Et voici ma proposition :

« Au téléphone, ma mère m’avait dit qu’il n’y avait pas d’urgence, qu’on pouvait arriver tranquillement vers midi, mais on a fini par être en retard, comme d’habitude. A peine descendues de la voiture, les filles se précipitent dans le jardin en hurlant à tous les vents leur liberté retrouvée. Je passe le petit portail vert dans leur sillage et c’est là que j’aperçois mon père : il paresse dans une chaise longue, enfoncé dans un édredon de plumes tout blanc. De loin, on croirait qu’il savoure la douceur du printemps et la chaleur des premiers soleils. Tout est si calme, rien n’a l’air d’avoir vraiment changé. C’est drôle comme le printemps souffle invariablement chaque année sa brise de volupté et d’insouciance. Une inlassable et toujours optimiste renaissance.

cigogneLes filles se sont approchées de leur grand-père et leurs rires l’ont sorti de son demi-sommeil. Elles virevoltent toutes les deux autour de lui, tout en faisant des zigzags entre le nain de jardin et la cigogne imperturbable. Alors qu’elles jouent bruyamment à cache-cache entre les nuisettes de leur mamie qui sèchent sur la corde à linge, je me penche pour embrasser mon père. Il tourne la tête vers moi et je suis frappée par son regard, jadis si perçant, aujourd’hui vaporeux. Au début, on nous a dit que c’était la maladie de Parkinson. Il tremblait beaucoup, ça n’a pas vraiment été une surprise. Le problème, c’est que ce genre d’invité n’arrive jamais seul. On l’a réalisé quand sa raison a commencé à déserter et qu’il s’est mis à dériver de l’adret vers l’ubac de son esprit.

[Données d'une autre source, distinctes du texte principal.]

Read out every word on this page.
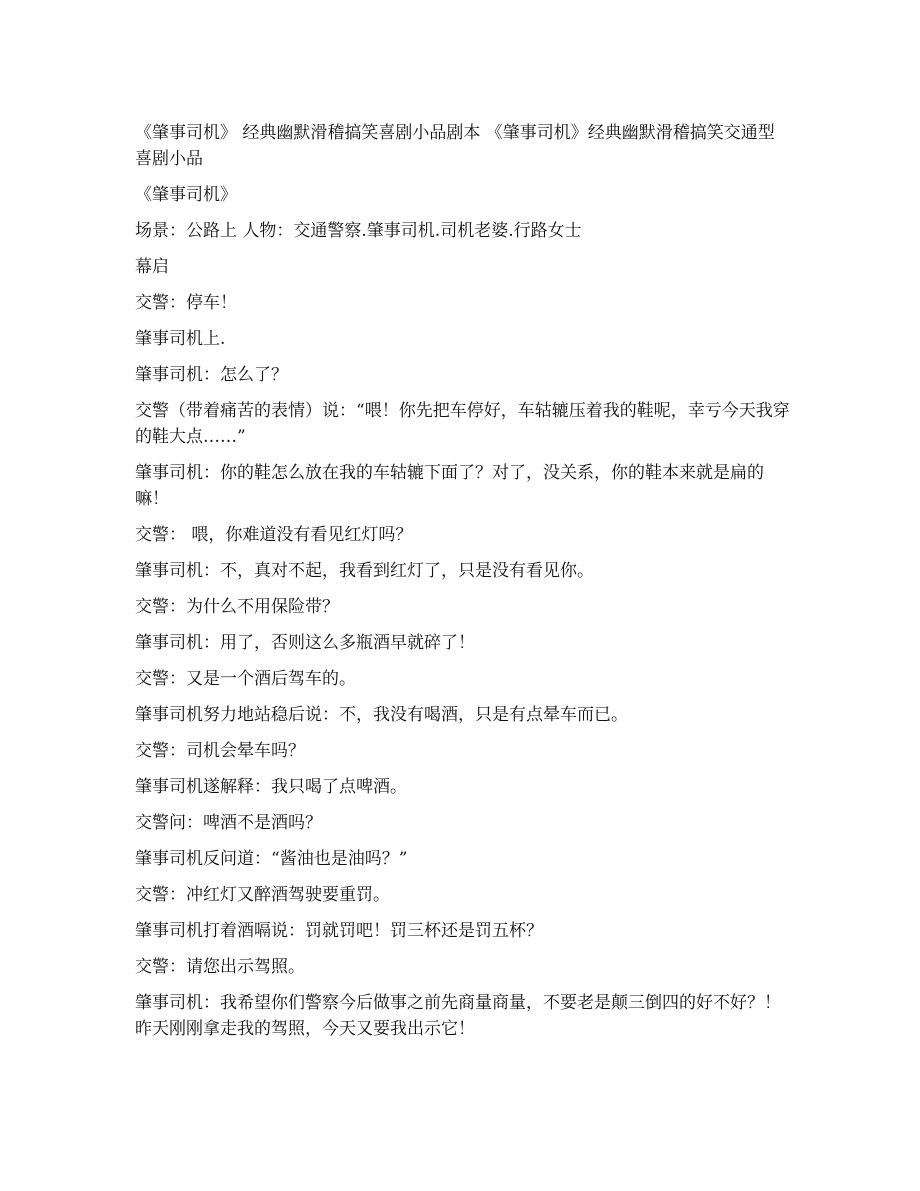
《肇事司机》 经典幽默滑稽搞笑喜剧小品剧本 《肇事司机》经典幽默滑稽搞笑交通型喜剧小品
《肇事司机》
场景：公路上 人物：交通警察.肇事司机.司机老婆.行路女士
幕启
交警：停车！
肇事司机上.
肇事司机：怎么了？
交警（带着痛苦的表情）说：“喂！你先把车停好，车轱辘压着我的鞋呢，幸亏今天我穿的鞋大点……”
肇事司机：你的鞋怎么放在我的车轱辘下面了？对了，没关系，你的鞋本来就是扁的嘛！
交警： 喂，你难道没有看见红灯吗？
肇事司机：不，真对不起，我看到红灯了，只是没有看见你。
交警：为什么不用保险带？
肇事司机：用了，否则这么多瓶酒早就碎了！
交警：又是一个酒后驾车的。
肇事司机努力地站稳后说：不，我没有喝酒，只是有点晕车而已。
交警：司机会晕车吗？
肇事司机遂解释：我只喝了点啤酒。
交警问：啤酒不是酒吗？
肇事司机反问道：“酱油也是油吗？”
交警：冲红灯又醉酒驾驶要重罚。
肇事司机打着酒嗝说：罚就罚吧！罚三杯还是罚五杯？
交警：请您出示驾照。
肇事司机：我希望你们警察今后做事之前先商量商量，不要老是颠三倒四的好不好？！昨天刚刚拿走我的驾照，今天又要我出示它！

  • Papy, tu veux qu’on te chante la chanson du bernard-l’hermite qui voulait avoir des ailes ?

Il sourit. Seules ses petites-filles semblent encore l’atteindre. Dans leur univers, la maladie n’est qu’un autre aspect de la réalité et ça ne les dérange pas que Papy ne soit plus tout à fait comme avant. Après tout, il est toujours là pour écouter leurs chansons. »

46 réflexions sur “Atelier d’écriture chez Asphodèle : quand la lumière s’éteint…

  1. A reblogué ceci sur Biancat's Roomet a ajouté:

    Il y a plusieurs années maintenant, j’adorais participer à des ateliers d’écriture, sur le blog « Les lectures d’Asphodèle » ou sur celui de mon amie et écrivaine Olivia Billington. J’ai ainsi retrouvé le dernier texte que j’avais écrit dans ce cadre. Il date de mars 2015, et j’ai réalisé que mon papa s’est éteint en octobre de la même année, ce qui lui donne une résonance particulière aujourd’hui. Je l’ai trouvé (tristement) joli, c’est pourquoi je repartage, tout en vous souhaitant une belle soirée…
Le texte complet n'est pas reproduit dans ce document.